When You Should Take Social Security At 62
There are plenty of good reasons to not take Social Security at 62. The biggest one is that if you can wait until 70, you’ll get a much bigger monthly benefit.
But some folks can’t wait. They either need that guaranteed income now or certainly won’t make it to their eighth decade.
Here are the three top reasons for taking the “early” retirement benefit from Social Security:
* You’re chronically or terminally ill. We pray for a long and healthy life. But thousands are suffering from heart disease, cancer, diabetes or a range of conditions that will shorten their lives. We always hope the doctors are wrong. In that case, keep in mind that Social Security is a lifetime benefit, although locked in at a relatively low rate if you retire at 62. If you want wait to “normal” retirement age — 66 for most Americans — you’ll get a higher benefit.
* You have other savings. This is a big plus for early retirees. Many have taken the low-hanging fruit of reducing their expenses, total debt and don’t live high on the hog. They may have a steady pension or built up a solid nest egg. They are in the best position to leave the workforce at 62.

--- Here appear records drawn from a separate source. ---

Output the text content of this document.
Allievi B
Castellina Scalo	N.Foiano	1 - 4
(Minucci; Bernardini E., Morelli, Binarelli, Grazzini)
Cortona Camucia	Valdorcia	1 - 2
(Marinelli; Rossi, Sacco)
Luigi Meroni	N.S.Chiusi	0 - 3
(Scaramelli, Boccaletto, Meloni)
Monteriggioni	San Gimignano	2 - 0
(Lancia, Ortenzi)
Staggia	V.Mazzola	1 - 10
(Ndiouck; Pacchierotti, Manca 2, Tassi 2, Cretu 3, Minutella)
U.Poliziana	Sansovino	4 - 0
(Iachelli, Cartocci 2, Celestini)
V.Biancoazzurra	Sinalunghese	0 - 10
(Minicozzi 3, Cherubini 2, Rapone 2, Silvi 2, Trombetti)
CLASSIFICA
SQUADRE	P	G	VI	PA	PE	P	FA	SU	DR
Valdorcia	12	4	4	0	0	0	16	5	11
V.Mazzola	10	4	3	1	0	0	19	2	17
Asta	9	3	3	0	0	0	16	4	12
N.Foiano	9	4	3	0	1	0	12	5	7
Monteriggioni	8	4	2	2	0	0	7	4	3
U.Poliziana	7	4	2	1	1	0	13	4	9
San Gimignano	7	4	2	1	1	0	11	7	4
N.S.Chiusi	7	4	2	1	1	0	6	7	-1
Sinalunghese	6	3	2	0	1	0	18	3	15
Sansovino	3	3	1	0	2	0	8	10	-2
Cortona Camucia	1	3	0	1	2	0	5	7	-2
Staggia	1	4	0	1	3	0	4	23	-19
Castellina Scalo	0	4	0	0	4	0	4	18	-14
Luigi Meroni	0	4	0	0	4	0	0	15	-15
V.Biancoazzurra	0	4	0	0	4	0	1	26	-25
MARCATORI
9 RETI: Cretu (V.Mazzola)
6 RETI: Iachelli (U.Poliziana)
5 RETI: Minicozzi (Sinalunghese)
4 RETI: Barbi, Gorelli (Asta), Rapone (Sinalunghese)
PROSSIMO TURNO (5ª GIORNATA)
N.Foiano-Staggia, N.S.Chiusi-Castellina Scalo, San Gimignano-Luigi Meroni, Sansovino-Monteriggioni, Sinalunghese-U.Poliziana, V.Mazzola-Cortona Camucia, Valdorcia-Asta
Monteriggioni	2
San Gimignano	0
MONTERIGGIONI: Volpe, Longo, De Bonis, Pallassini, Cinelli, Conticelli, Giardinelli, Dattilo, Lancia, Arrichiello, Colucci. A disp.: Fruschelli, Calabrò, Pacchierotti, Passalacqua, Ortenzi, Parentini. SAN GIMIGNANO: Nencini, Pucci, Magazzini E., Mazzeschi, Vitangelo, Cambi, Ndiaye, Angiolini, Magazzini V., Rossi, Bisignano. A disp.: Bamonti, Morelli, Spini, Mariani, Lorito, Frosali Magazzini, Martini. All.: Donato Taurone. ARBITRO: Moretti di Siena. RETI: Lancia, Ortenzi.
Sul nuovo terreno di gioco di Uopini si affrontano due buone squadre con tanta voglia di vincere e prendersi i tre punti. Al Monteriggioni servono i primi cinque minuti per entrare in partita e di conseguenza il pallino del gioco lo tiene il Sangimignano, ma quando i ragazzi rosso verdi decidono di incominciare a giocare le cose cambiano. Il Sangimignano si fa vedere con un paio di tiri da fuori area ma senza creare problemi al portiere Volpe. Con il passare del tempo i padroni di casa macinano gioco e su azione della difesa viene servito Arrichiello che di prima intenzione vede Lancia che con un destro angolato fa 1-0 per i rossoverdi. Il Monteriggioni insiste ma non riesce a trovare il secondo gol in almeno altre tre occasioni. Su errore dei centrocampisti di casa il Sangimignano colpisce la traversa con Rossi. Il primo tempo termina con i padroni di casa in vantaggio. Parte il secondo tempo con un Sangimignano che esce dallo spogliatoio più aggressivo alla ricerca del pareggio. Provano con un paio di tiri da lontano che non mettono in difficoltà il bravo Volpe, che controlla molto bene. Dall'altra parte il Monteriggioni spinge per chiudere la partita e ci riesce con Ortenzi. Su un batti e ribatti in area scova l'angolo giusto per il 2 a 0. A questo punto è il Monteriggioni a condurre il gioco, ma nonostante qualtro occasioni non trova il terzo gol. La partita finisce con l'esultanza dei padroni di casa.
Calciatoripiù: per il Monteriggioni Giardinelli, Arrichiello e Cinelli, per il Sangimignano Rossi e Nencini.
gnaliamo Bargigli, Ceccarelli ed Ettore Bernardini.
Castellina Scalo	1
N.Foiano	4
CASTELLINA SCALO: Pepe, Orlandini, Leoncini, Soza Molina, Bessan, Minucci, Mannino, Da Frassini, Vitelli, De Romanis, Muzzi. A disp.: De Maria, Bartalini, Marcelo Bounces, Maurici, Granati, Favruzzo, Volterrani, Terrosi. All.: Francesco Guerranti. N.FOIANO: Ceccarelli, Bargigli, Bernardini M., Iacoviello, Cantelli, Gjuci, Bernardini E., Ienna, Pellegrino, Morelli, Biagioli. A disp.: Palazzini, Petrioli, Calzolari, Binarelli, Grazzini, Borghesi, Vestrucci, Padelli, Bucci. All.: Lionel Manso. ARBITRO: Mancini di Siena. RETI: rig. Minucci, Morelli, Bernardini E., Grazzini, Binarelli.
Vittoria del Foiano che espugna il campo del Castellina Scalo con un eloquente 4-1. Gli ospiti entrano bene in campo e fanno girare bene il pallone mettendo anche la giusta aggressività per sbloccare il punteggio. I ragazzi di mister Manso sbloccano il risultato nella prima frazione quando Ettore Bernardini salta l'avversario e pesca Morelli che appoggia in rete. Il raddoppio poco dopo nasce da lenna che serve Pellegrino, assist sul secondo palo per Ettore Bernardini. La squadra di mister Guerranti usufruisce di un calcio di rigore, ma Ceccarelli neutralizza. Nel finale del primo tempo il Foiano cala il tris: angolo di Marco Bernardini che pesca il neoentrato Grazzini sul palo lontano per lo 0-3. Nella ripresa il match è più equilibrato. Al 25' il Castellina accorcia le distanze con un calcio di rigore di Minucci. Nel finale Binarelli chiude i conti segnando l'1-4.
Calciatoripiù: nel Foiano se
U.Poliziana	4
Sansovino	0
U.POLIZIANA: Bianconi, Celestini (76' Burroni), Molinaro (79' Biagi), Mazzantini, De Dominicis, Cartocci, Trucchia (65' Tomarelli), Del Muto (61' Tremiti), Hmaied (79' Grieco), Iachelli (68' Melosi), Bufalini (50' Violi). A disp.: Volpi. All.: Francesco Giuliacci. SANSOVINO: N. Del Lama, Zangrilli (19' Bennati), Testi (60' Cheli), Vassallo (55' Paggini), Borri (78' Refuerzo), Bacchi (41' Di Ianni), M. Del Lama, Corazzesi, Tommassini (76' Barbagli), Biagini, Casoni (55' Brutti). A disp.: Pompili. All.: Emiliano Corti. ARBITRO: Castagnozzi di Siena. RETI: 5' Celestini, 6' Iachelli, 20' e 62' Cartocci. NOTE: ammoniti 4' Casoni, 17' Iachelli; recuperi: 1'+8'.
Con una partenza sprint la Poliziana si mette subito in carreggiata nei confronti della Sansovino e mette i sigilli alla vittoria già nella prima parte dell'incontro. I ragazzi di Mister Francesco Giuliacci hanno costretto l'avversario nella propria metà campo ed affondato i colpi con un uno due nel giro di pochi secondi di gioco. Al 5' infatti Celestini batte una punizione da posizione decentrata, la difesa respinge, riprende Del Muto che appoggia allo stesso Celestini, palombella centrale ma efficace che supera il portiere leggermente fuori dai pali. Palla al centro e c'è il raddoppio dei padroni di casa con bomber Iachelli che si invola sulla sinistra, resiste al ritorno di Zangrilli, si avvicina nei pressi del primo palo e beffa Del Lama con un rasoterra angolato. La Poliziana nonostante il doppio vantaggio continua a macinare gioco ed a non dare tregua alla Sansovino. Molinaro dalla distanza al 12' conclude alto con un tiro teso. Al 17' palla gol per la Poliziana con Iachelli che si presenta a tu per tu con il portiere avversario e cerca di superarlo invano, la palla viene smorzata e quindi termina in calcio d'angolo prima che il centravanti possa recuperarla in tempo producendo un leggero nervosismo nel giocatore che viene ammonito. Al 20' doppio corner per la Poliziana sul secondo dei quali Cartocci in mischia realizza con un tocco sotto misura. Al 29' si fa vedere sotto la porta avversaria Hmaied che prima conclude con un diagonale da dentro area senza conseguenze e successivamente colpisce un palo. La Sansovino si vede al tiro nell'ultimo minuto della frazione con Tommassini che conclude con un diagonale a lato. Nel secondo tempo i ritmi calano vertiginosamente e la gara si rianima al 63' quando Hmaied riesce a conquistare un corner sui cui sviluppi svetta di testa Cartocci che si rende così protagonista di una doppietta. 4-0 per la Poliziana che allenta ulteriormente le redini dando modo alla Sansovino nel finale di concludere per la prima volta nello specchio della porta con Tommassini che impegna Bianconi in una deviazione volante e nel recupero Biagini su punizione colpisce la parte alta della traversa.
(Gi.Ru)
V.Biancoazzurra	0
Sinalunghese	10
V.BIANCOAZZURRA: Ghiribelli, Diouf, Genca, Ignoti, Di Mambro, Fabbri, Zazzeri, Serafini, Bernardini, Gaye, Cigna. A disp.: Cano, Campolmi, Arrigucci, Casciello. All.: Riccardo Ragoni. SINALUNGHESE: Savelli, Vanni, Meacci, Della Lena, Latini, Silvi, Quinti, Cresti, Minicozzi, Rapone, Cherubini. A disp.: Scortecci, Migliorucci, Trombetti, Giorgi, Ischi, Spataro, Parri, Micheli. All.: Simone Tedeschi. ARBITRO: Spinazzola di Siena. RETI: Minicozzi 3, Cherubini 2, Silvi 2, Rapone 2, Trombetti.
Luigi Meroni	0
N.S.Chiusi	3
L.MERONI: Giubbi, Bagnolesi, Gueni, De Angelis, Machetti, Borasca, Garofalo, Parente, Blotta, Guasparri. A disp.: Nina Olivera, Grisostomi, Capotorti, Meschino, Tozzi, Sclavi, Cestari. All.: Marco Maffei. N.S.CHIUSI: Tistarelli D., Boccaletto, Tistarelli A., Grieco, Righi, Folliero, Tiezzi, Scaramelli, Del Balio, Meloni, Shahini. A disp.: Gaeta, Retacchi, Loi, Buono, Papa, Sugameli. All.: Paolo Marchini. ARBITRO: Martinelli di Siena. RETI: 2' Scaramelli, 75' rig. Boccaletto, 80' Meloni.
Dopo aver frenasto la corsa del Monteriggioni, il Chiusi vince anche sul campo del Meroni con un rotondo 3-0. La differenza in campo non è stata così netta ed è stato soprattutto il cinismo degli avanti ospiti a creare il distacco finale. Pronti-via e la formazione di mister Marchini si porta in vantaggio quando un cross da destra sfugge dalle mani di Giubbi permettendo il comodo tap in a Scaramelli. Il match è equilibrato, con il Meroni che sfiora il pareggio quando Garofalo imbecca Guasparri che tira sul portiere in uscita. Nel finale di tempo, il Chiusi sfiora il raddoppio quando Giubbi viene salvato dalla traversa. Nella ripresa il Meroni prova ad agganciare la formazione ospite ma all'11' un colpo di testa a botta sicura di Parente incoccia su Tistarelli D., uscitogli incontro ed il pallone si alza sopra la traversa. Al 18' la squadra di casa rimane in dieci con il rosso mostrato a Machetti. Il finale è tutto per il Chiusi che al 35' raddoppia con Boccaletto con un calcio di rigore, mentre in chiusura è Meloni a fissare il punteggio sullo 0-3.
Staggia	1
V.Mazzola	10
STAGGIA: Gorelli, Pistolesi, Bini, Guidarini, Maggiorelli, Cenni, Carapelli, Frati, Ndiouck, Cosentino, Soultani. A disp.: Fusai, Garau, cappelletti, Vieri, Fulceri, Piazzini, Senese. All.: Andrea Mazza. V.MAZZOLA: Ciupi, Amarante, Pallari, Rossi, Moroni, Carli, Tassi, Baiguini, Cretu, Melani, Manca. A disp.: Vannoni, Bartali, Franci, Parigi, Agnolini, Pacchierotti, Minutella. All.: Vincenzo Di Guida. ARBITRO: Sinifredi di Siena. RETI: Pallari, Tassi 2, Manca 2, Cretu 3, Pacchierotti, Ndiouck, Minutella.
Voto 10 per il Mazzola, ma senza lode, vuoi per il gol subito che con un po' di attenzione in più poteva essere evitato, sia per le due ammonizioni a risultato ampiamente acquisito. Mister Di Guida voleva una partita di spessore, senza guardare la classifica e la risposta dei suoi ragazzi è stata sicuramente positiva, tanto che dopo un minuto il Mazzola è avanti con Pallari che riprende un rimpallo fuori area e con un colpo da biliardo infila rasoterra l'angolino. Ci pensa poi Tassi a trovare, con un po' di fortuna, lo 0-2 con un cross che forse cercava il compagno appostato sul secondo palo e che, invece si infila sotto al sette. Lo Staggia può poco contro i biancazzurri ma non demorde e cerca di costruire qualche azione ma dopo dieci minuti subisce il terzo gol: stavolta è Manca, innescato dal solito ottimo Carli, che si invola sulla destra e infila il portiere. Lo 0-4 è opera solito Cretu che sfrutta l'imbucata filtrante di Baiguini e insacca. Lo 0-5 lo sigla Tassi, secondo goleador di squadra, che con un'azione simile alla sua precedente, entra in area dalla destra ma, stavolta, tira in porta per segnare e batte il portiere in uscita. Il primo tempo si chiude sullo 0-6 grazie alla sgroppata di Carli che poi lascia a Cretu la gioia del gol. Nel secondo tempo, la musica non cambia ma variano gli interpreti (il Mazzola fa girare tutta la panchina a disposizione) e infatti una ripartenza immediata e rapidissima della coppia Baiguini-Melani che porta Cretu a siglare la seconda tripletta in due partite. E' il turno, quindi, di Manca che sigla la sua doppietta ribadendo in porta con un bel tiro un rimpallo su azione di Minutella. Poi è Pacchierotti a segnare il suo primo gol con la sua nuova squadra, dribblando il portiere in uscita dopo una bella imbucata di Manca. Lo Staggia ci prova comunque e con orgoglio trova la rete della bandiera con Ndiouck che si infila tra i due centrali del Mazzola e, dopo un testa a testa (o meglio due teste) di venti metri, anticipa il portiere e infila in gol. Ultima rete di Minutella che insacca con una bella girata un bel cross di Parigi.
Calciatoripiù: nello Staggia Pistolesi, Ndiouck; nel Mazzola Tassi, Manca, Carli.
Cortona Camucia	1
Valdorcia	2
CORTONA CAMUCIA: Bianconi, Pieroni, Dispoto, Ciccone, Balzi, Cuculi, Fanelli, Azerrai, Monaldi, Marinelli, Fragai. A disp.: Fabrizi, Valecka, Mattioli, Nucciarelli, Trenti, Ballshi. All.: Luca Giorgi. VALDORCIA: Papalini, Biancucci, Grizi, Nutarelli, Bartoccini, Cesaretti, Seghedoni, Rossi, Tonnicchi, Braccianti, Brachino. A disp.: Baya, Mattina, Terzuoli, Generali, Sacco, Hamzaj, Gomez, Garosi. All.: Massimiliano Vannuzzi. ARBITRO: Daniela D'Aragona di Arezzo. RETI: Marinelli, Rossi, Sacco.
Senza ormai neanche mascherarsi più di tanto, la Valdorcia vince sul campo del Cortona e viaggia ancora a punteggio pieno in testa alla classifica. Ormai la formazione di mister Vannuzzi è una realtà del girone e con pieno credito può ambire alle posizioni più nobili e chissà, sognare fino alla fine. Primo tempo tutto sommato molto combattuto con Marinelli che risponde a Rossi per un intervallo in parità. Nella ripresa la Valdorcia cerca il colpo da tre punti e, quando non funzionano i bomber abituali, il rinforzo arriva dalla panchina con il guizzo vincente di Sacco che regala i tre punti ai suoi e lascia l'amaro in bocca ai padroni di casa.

* You Can’t Continue in the Job or Industry You’re In. Some jobs or trades are so physically and mentally demanding that they wear people out. And it’s little consolation from self-help experts who insist that you “re-invent yourself” in your seventh decade. If you can retrain and re-educate yourself for a solid, good-paying trade or profession, I’m all for it, although it’s awfully hard to switch gears.
How much is enough to retire with dignity? See what payment you’re entitled to from Social Security based on your lifetime work credits. Then tally up your other savings. Estimate your ongoing living expenses, then do the math. This is the final equation, which works pretty well — even if you choose to wait to retire.